Geschrieben von Johannis am 16. Mai 2013 um 09:29 Uhr

Ich glaube nicht an Gott, würde aber gern. Theoretisch. Praktisch würde ich noch lieber wissen, hätte also gern unwiderlegbare Beweise für die Existenz einer höheren Macht, die dann aber bitte auch gerecht, allmächtig, weise und liebevoll sein soll. So eine Art Übermuttervater, eine Mischung aus allwissendem Guru und der liebsten Oma der Welt, verständnisvoll und verzeihend, geduldig und gutmütig, witzig, weise und warmherzig – eine Gottheit, die immer für uns da ist. Für alle und jeden, spürbar präsent, ohne den geringsten Zweifel. Und diese allgegenwärtige liebende Gottgöttin begleitet dann jeden Erdenbürger von Geburt bis zum Tode auf ihrem oder seinem Weg und hilft uns unermüdlich, damit wir immerfort lernen, wahrhaftig lieben, verstehen, verzeihen und bessere Menschen werden.

Schöne Vision, findest du? Danke. Ob ich auf Droge bin? Nein. Wieso ich dann meine oftmals sarkastische und manchmal sogar gotteslästerliche Wochenlieferung diesmal in solch ungewohnter Tonlage beginne? Auslöser waren Atommüll und das Wort zum Sonntag, unter anderem. Zuerst der ARTE-Themenabend vom 23. April mit zwei Dokus über diverse strahlende Zeitbomben im Meer. Keine Ahnung, wie es euch geht – aber ich hatte nicht vergessen, dass bis vor 20 Jahren ungezählte Fässer mit Atommüll ins Meer geschmissen wurden. Und zwar nicht am anderen Ende der Welt, sondern direkt vor unserer Haustür, beispielsweise in der Nordsee und im Ärmelkanal. Auch an die versehentlich abgesoffenen oder absichtlich versenkten russischen Atom-U-Boote kann ich mich noch erinnern, die samt Atombomben auf dem Grund der arktischen See vor sich hin rosten.

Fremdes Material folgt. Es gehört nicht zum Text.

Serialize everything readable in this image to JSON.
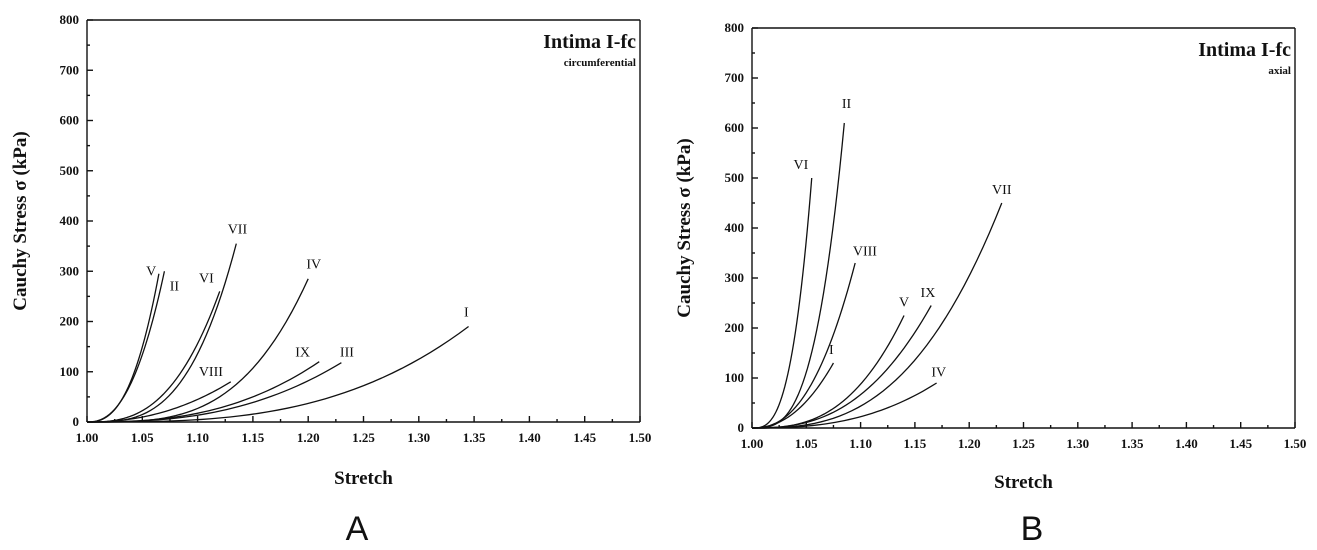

Rund 100.000 Tonnen radioaktiver Abfälle liegen im Schlick vor Europa und niemand weiß tatsächlich, was genau versenkt wurde. Oder wo genau, denn oft gingen die Fässer bei voller Fahrt über Bord, zur Abschreckung gern auch direkt auf Schlauchboote protestierender Greenpeace-Aktivisten. Außerdem entsorgte die russische Nordmeerflotte ihre Nuklearabfälle im flachen Wasser des Eismeers, nicht weit von Norwegens Küste. Tausende Metallkisten voller radioaktiver Abfälle, ganze Kernreaktoren, manche noch mit abgebrannten Brennelementen bestückt, und mindestens drei für den Atomkrieg bewaffnete und dummerweise versunkene U-Boote liegen dort als tickende Zeitbomben. Obwohl – ticken tut nur der Geigerzähler, wenn man ihn in die Fluten taucht. Und der Mensch, allerdings tickt der nicht richtig, denn sonst wäre er wohl niemals auf die Idee gekommen, notdürftig gegen Rostfraß geschütztes Uran und Plutonium im Meer zu entsorgen.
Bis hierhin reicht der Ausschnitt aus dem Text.